Closely linked to the Ofsted question is the issue of measurement. Many educators are turning to technology to help track results, but our consultations identified a clear call to fundamentally reevaluate the way that progress in education is measured, recognising that data needs to be harnessed to power active change, not just used as a static measure of success or failure.
BESA, the trade association for education suppliers, agreed. They said: “Instead of standardised tests which assess the ability to absorb and regurgitate rote materials, many call for ongoing measurement to appraise research skills, applied knowledge and practical ability – vital in paving the way for employment and beyond.”
However, we also uncovered feelings of inertia, where change is theoretically possible but is slow to come to fruition. Risk-averse educators are unwilling to act without clear guidelines, and again, this is where the need for a coherent digital strategy from Government comes in.
So, this brings us full circle. Our Driving Digital Strategy campaign has provided a starting point for more in-depth discussions about what informed and strategic technology acquisition means for educators. It is clear from our consultations that technology can significantly improve teaching and learning, but that fragmentation and unfocused digital strategies can lead to disillusionment, lack of adoption and even negative impacts on learning experience and outcomes.

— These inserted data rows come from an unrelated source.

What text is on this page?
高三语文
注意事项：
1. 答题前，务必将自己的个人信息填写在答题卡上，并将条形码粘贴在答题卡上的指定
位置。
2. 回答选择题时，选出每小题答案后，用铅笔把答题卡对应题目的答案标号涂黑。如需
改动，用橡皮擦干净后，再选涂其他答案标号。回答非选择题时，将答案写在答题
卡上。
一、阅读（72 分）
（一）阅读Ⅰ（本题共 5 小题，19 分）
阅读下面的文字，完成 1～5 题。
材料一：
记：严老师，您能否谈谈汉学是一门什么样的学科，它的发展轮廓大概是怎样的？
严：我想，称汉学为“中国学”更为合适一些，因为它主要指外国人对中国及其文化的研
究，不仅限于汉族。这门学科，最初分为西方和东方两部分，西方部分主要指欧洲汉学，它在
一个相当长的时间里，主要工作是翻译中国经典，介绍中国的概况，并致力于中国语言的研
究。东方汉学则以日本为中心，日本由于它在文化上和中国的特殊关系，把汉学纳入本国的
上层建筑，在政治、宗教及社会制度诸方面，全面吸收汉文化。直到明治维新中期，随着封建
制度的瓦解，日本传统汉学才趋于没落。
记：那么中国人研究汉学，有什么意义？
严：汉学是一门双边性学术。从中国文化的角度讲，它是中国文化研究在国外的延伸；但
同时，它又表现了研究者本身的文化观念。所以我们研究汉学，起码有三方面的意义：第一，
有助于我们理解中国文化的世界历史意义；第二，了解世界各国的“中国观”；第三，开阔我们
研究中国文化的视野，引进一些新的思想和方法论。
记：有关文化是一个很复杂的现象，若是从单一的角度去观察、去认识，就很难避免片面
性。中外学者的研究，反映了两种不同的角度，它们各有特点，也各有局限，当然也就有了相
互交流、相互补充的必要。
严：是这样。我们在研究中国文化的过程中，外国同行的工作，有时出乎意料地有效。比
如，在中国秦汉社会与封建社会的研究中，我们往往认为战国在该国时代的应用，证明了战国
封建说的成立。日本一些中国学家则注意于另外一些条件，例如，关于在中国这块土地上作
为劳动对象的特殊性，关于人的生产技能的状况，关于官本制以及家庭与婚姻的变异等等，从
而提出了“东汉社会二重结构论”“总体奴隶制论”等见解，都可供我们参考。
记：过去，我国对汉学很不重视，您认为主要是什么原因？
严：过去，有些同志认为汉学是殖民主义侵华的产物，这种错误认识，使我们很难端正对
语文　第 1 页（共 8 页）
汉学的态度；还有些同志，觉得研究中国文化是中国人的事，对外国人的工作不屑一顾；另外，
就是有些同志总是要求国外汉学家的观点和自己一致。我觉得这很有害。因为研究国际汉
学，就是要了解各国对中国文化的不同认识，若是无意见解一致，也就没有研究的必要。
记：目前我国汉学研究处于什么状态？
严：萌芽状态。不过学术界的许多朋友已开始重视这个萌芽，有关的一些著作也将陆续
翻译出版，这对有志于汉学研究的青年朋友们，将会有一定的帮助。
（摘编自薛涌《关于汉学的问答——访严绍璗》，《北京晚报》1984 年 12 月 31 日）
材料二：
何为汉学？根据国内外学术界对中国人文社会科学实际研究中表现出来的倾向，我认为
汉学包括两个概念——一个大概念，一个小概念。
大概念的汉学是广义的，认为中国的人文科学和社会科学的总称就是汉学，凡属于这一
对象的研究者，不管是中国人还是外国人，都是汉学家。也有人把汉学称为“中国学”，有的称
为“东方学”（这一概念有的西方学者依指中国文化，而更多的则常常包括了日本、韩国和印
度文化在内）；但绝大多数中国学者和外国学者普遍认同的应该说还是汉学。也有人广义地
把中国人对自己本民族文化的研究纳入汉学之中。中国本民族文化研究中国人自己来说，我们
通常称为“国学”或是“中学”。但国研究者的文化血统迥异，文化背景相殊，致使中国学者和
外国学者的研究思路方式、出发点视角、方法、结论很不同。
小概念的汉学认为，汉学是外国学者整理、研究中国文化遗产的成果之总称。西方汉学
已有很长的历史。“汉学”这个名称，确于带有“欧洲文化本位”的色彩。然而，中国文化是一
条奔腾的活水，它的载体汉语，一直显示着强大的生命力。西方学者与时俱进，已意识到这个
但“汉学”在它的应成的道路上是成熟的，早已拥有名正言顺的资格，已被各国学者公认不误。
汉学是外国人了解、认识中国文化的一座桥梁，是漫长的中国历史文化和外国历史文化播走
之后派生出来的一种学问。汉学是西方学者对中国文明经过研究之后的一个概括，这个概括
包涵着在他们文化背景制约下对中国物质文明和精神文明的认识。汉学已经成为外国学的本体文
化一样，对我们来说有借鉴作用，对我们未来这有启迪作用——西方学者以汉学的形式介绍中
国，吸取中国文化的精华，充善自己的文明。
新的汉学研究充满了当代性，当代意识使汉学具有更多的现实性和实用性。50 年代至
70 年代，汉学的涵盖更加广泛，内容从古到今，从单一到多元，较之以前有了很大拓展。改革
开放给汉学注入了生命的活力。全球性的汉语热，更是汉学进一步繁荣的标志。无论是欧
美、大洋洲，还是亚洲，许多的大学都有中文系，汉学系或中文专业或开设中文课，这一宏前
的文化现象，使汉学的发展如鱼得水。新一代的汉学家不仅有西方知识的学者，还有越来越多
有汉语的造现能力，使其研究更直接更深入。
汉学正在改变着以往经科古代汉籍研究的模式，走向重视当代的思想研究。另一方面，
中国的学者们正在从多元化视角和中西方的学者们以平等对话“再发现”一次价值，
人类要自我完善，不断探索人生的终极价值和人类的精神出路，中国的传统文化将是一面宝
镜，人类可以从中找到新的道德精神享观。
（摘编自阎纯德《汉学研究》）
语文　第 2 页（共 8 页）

It is important for Government to build a more coherent digital strategy for educators, but this won’t happen unless we, those at the coal face of education, continue to ask for it. And it’s conversations like this which this move us closer to discovering what it is the industry really needs. We can’t write the strategy document ourselves, but our consultations have provided the following guidance.
A digital strategy must:
– Be devised for the many, taking into account considerations of those who can’t or don’t understand technology, as well as the digital trailblazers who drive conversations and move the agenda
– Help formalise accreditation or measurement of effective use of technology in schools
– Be advisory, moving away from the mandated use of some systems we’ve seen in the past
– Provide help in overcoming common challenges to tech use, including procurement, training and dealing with legacy systems
– Help teachers make the most of technology, beginning with a clear strategy and goals for its use
– Demonstrate how edtech can help teachers and students and provide guidance on measuring its ROI
We’d love to continue the conversation – and we’ll be continuing to push for change. Let’s keep talking.